« on: July 10, 2014, 06:35:11 PM »
We just sent out an action alert to our California members about an up-coming Senate hearing for California AB 2609, which would allow for homebrewer organizations to host homebrew events, in particular events like the Southern California Homebrewers Festival and the AHA National Homebrewers Conference. The bill recently was passed unanimously by the Assembly and is now scheduled for a hearing before the Senate Governmental Organizations Committee. We ask California homebrewers to write to the committee chair in support of the bill.Gary....I am glad that so far AB 2609 been passing easily. However I am confused by a recent amendment (7/2) to AB 2609. It reads.....Beer or wine produced pursuant to this section may only be provided or served to the public pursuant to paragraphs (1) and (3) within a clearly identified area, that includes, but is not limited to, a physical barrier with a monitored point of entry. Beer or wine produced by a beer manufacturer or winegrower as defined in Sections 23012 and 23013, respectively, and licensed by the department, shall not be provided or served to the public within this area.
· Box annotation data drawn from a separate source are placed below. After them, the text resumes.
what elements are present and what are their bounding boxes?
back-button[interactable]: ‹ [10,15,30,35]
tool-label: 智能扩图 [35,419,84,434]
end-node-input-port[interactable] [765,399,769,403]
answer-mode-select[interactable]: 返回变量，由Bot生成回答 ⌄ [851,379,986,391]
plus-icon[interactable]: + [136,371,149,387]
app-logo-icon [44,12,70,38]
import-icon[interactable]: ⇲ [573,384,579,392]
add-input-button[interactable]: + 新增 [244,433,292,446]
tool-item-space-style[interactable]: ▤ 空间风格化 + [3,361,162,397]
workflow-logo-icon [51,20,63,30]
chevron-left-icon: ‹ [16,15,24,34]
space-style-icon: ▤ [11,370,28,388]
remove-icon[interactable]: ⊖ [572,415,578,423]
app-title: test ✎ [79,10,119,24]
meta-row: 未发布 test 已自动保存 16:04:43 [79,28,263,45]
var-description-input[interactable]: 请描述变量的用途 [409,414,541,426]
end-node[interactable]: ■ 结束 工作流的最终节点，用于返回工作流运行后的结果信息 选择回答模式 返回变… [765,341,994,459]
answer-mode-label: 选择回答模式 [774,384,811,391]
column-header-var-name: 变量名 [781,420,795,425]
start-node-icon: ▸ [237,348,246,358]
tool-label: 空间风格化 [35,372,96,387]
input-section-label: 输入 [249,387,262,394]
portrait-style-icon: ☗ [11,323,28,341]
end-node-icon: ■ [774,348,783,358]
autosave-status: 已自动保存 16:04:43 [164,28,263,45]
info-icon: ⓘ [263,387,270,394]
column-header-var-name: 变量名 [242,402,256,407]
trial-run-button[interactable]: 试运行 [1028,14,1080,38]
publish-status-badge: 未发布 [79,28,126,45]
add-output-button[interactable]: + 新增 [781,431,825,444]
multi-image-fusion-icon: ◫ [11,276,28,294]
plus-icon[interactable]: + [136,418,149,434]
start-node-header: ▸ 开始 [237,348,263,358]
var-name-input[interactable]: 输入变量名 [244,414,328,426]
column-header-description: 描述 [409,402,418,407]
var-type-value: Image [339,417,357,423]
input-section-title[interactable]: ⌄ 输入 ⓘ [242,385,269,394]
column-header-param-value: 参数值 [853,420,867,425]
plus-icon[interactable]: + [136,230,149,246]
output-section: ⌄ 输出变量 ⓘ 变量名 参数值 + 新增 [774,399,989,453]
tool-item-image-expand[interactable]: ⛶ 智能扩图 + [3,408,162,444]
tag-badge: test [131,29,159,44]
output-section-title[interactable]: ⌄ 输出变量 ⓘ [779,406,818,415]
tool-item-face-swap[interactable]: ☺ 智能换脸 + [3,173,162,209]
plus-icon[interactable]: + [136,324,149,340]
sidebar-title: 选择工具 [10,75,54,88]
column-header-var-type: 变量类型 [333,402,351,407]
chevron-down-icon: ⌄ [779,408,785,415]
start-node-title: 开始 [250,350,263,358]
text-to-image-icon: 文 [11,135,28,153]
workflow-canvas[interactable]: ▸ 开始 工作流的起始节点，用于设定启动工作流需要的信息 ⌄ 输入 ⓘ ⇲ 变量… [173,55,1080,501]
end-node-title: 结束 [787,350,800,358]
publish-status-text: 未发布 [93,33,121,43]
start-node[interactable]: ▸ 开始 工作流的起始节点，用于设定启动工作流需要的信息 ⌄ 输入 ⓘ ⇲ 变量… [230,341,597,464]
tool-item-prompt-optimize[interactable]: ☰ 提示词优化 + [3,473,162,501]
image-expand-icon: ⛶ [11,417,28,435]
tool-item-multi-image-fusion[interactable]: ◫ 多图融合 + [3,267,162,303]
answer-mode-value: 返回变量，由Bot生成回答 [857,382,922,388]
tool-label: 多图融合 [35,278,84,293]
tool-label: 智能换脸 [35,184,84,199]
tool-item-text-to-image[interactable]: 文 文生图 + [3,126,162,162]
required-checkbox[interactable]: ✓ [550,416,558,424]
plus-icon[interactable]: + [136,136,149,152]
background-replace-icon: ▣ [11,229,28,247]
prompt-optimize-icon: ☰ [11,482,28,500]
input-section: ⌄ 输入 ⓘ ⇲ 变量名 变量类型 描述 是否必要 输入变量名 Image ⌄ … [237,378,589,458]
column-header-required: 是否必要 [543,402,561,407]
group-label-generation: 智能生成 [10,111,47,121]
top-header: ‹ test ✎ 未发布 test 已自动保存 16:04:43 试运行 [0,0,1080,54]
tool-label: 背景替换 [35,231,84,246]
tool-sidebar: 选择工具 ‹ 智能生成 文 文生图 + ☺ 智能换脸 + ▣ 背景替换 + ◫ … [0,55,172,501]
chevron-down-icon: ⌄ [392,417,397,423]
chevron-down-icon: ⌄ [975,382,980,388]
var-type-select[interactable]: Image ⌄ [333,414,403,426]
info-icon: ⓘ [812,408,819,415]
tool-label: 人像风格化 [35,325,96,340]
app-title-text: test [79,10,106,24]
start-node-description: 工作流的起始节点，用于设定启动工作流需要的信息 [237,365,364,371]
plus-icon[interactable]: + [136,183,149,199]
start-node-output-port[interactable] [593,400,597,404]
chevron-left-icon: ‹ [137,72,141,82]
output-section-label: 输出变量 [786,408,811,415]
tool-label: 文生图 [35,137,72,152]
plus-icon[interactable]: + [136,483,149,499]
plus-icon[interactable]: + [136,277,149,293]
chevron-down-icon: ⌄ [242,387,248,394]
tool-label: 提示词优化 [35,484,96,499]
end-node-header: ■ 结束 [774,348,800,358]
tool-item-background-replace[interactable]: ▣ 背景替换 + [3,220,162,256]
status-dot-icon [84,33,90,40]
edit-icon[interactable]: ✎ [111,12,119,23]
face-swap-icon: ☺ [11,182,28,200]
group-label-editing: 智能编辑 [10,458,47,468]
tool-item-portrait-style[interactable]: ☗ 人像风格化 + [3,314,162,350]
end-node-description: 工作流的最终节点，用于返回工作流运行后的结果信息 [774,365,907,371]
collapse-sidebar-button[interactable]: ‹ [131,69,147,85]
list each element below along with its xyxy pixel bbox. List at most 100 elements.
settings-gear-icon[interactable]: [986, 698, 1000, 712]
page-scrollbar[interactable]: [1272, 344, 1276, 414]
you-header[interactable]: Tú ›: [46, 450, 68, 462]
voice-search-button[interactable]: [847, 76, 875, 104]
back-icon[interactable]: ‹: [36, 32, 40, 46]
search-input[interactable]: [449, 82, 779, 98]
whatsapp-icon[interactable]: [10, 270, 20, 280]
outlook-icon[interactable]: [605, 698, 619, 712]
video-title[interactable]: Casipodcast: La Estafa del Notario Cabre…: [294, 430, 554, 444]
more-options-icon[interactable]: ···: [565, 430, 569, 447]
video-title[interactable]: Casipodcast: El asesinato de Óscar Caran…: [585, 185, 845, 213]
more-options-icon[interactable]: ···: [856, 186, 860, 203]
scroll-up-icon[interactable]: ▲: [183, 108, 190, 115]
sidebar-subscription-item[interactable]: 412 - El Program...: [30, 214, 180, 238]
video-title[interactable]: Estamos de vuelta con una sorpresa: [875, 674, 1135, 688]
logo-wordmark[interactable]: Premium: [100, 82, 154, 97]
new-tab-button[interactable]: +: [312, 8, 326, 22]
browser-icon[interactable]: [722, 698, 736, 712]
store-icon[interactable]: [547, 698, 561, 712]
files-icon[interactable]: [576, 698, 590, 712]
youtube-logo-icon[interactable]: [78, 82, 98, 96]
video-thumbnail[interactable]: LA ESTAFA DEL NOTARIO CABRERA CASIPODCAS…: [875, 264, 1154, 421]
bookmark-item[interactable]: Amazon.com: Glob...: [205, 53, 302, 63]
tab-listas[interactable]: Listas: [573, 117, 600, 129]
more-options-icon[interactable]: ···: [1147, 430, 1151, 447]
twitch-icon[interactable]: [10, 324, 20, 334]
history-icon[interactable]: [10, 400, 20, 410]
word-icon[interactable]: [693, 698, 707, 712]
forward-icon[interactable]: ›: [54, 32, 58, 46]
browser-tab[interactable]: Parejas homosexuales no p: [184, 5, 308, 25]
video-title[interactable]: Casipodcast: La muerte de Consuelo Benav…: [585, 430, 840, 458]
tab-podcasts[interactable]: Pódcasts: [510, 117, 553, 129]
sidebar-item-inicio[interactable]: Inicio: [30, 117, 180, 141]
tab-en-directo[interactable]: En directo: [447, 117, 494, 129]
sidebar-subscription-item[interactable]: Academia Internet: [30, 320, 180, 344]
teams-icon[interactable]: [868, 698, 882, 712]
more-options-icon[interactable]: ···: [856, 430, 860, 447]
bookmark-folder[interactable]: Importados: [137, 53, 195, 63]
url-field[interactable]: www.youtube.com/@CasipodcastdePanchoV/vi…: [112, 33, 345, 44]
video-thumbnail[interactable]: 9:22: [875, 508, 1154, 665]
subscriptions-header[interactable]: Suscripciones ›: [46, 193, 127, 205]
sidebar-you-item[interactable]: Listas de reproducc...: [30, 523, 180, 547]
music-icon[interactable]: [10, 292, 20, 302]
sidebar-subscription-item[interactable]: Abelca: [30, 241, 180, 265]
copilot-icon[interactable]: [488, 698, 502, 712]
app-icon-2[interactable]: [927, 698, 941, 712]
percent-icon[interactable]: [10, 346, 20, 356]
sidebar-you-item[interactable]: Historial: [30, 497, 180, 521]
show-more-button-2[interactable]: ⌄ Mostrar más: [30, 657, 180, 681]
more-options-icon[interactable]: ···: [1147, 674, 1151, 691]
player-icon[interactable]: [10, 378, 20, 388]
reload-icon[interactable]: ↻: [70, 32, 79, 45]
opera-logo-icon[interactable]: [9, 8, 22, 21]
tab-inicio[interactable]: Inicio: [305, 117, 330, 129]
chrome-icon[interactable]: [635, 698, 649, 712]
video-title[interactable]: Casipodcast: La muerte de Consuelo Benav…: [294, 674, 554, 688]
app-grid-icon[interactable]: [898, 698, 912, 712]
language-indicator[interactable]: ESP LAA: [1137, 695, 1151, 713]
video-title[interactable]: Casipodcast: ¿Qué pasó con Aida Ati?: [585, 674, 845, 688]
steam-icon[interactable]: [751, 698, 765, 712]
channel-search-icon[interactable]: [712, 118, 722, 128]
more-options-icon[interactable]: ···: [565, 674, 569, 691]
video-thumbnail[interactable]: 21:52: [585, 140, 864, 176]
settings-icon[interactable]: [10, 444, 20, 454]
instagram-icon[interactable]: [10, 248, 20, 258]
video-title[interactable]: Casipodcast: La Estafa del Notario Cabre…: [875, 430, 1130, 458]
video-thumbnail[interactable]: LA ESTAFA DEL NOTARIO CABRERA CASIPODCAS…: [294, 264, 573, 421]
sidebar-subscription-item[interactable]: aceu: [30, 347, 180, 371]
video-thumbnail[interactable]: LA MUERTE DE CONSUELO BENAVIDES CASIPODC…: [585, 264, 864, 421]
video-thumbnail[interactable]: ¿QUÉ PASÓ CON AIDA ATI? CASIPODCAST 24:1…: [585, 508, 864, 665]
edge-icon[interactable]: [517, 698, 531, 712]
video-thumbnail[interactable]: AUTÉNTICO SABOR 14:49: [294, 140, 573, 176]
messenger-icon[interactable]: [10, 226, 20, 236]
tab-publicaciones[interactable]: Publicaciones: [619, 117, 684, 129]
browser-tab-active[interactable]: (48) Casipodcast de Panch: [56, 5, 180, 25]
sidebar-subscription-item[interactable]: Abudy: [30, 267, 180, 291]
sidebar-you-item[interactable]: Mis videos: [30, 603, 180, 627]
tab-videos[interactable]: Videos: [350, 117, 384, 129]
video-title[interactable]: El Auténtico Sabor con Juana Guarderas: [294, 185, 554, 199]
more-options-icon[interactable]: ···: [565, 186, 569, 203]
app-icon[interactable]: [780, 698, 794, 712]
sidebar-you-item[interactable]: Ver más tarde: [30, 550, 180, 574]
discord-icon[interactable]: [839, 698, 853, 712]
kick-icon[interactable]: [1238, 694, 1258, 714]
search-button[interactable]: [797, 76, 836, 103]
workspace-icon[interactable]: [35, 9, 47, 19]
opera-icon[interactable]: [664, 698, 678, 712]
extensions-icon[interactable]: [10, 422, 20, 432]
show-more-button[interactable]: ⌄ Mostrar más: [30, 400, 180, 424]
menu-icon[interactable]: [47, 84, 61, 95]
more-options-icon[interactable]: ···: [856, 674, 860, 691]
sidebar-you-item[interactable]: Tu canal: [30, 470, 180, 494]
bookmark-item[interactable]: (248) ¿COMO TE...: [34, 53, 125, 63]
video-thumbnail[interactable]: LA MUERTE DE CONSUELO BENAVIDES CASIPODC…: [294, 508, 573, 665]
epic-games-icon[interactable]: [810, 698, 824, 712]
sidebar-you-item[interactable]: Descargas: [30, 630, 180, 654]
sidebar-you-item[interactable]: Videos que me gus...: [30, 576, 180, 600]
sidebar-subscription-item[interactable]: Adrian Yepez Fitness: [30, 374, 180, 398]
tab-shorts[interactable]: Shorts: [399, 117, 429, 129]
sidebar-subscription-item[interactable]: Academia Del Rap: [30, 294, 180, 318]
You can see the alert at: http://www.homebrewersassociation.org/recent-alerts/legalize-ca-homebrew-events/.
It seems to me that homebrewed beer/wine has to be served in a seperate area than commercial beer/wine and you have to have a "hall monitor" watching people go in and out? Is that true?
The problem I have with it is I am currently donating homebrew to various charities/non profit events. These events also feature commercial beer/wine to some degree. It is highly doubtful that anyone is going to set up a special area complete with a physical barrier and monitored point of entry just because there is homemade beer/wine. So any idea why this ridiculous amendment was put into AB 2609?